Tuesday, 16 June 2015

Curriculum as orchid





The mapping of the curriculum in medical education is an important process. Yet there is an assumption that what is taught (as reflected in the documents) will be representative of students’ learning experiences – a tracing of the requirements to become a good Doctor.

In the image above (drawn on my iPad using flowpaper) I consider the medical curriculum as the Deleuzian orchid that opens up with complexity through the years. If the students are Deleuzian wasps who interact with the curriculum at different places, then the in-between space of becoming-curriculum and becoming-doctor can be explored rhizomatically. In the process of learning there are movements of indeterminancy.

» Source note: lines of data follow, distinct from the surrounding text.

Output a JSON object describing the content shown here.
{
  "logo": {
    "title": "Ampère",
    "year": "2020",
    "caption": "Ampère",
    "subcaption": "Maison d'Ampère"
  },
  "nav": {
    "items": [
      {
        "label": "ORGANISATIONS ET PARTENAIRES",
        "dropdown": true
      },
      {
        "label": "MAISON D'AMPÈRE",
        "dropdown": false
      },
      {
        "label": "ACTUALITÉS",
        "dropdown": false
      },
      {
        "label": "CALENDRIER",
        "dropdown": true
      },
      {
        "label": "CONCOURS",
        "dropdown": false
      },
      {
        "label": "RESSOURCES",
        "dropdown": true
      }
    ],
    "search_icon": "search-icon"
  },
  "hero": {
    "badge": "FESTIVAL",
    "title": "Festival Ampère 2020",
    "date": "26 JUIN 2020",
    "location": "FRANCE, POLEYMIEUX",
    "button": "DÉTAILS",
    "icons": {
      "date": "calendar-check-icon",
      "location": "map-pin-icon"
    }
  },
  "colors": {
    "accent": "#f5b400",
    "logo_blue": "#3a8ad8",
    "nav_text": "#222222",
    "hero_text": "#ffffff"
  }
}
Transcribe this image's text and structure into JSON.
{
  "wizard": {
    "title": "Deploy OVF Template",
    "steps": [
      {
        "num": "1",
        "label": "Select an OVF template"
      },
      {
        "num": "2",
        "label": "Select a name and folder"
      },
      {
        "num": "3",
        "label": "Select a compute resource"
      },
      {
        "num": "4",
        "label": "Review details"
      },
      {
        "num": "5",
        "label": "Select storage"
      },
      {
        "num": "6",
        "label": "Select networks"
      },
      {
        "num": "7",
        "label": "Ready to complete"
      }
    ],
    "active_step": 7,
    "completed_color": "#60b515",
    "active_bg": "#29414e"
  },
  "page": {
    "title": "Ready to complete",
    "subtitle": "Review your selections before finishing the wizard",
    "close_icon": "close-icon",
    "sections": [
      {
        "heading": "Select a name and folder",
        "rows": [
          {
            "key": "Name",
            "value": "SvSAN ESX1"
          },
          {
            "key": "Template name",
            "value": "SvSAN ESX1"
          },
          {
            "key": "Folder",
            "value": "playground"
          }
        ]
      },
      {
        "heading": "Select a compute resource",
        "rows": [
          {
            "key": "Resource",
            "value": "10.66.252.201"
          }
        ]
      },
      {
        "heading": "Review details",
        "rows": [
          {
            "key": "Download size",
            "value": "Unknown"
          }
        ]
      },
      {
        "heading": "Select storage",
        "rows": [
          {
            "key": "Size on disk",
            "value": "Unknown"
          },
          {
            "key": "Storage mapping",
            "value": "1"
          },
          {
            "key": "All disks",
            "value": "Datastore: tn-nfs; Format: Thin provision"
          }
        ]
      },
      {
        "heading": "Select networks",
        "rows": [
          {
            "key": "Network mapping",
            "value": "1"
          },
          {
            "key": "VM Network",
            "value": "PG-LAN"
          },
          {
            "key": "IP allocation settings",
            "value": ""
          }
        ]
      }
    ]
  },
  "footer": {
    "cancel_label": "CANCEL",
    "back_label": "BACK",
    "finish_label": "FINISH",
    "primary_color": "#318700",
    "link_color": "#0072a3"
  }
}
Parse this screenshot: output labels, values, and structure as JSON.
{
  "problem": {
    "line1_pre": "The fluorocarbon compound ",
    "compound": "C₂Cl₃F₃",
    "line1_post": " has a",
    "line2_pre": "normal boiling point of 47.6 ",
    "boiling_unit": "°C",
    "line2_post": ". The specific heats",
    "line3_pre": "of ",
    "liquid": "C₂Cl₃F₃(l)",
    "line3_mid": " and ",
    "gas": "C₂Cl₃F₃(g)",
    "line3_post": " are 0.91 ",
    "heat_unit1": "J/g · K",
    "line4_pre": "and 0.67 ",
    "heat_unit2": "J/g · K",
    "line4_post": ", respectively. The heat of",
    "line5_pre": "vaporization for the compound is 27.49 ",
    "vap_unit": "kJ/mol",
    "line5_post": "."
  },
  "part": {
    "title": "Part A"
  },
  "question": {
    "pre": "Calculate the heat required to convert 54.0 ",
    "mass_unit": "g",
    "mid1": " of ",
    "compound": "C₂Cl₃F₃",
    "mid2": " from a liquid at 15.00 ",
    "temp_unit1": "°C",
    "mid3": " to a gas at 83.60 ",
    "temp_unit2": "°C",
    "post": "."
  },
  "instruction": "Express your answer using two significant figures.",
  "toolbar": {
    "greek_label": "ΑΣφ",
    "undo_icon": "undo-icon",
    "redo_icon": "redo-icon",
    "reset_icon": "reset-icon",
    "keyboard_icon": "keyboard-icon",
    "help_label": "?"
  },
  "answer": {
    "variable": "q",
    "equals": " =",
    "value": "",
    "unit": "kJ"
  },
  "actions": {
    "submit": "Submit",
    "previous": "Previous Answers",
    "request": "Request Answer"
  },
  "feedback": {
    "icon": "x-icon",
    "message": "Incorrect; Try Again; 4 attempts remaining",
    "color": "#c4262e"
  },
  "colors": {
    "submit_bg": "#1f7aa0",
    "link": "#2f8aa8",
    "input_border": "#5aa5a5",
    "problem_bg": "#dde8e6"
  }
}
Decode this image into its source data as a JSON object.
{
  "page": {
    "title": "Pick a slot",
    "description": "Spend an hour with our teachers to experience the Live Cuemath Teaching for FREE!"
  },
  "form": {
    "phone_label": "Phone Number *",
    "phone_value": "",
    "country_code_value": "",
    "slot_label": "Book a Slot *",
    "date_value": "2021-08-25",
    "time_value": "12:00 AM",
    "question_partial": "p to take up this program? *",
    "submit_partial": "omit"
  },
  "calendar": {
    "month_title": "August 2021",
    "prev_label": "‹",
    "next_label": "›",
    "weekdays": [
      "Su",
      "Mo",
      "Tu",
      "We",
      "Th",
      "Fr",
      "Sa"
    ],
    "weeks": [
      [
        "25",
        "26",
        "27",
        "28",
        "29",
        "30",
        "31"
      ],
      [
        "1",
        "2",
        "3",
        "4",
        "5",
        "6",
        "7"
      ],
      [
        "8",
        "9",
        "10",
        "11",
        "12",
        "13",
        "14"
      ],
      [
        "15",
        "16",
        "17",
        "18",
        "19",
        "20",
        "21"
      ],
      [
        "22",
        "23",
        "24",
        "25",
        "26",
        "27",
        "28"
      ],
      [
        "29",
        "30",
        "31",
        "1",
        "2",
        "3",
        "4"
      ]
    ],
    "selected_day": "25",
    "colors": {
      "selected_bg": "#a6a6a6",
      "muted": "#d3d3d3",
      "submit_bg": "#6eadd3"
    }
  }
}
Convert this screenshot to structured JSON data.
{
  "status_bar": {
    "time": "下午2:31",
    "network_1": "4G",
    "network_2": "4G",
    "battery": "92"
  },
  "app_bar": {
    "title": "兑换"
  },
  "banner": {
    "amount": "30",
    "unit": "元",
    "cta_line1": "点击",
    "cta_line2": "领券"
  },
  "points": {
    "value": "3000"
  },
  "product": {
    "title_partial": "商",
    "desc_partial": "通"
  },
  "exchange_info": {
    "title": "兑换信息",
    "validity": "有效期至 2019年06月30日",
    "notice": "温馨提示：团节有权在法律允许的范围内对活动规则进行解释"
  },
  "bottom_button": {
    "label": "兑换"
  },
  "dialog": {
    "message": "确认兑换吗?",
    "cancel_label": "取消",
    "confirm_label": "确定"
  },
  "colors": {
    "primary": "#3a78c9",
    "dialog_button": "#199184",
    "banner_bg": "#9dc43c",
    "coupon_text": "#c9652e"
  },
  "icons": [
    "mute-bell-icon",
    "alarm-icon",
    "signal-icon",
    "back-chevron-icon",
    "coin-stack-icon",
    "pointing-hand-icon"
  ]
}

“The rhizome is altogether different, a map and not a tracing…. The orchid does not reproduce the tracing of the wasp; it forms a map with the wasp, in a rhizome. What distinguishes the map from the tracing is that it is entirely oriented toward an experimentation in contact with the real. The map does not reproduce an unconscious closed in upon itself; it constructs the unconscious. It fosters connections between fields, the removal of blockages on bodies without organs, the maximum opening of bodies without organs onto a plane of consistency. It is itself a part of the rhizome. The map is open and connectable in all of its dimensions; it is detachable, reversible, susceptible to constant modification. It can be torn, reversed, adapted to any kind of mounting, reworked by an individual, group, or social formation” (Deleuze & Guattari (1987:12).

Similarly our students are open to the influences of the practices they observe when immersed in their Obstetrics practical rotation. When a midwife chooses to watch television in preference to attending to the needs of a woman in pain or when a Doctor does not ensure informed consent before a procedure, these actions leave marks on students, like sticking pollen.

“The orchid deterritorializes by forming an image, a tracing of a wasp; but the wasp reterritorializes on that image. The wasp is nevertheless derritorialized, becoming a piece in the orchid's reproductive apparatus. But it reterritorializes the orchid by transporting its pollen. Wasp and orchid, as heterogeneous elements, form a rhizome. It could be said that the orchid imitates the wasp, reproducing its image in a signifying fashion (mimesis, mimicry, lure, etc.). … At the same time, something else entirely is going on: not imitation at all but a capture of code, surplus value of code, an increase in valence, a veritable becoming, a becoming-wasp of the orchid and a becoming-orchid of the wasp. Each of these becomings brings about the deterritorialization of one term and the reterritorialization of the other; the two becomings interlink and form relays in a circulation of intensities pushing the deterritorialization ever further (Deleuze & Guattari 1987:11).

In the rhizomatic connection between the students and the curriculum, I question whether the relationship is presently fostering the acceptance of injustice to women in labour. When students write about their unwillingness to respond to wrong-doing (by those who are meant to teach them), it reflects the impact for both now and later – leaving pollen on their being and becoming. This choice of inaction takes on a form of protection for themselves towards advancement in the course objectives. In order to bring change towards developing a socially just curriculum, we need to consider the reciprocal-becoming in the orchid-wasp/curriculum-student relationship.


Deleuze, G., & Guattari. F. 1987. A thousand plateaus: Capitalism and schizophrenia. Trans. B. Massumi. Minneapolis, MN: University of Minnesota Press.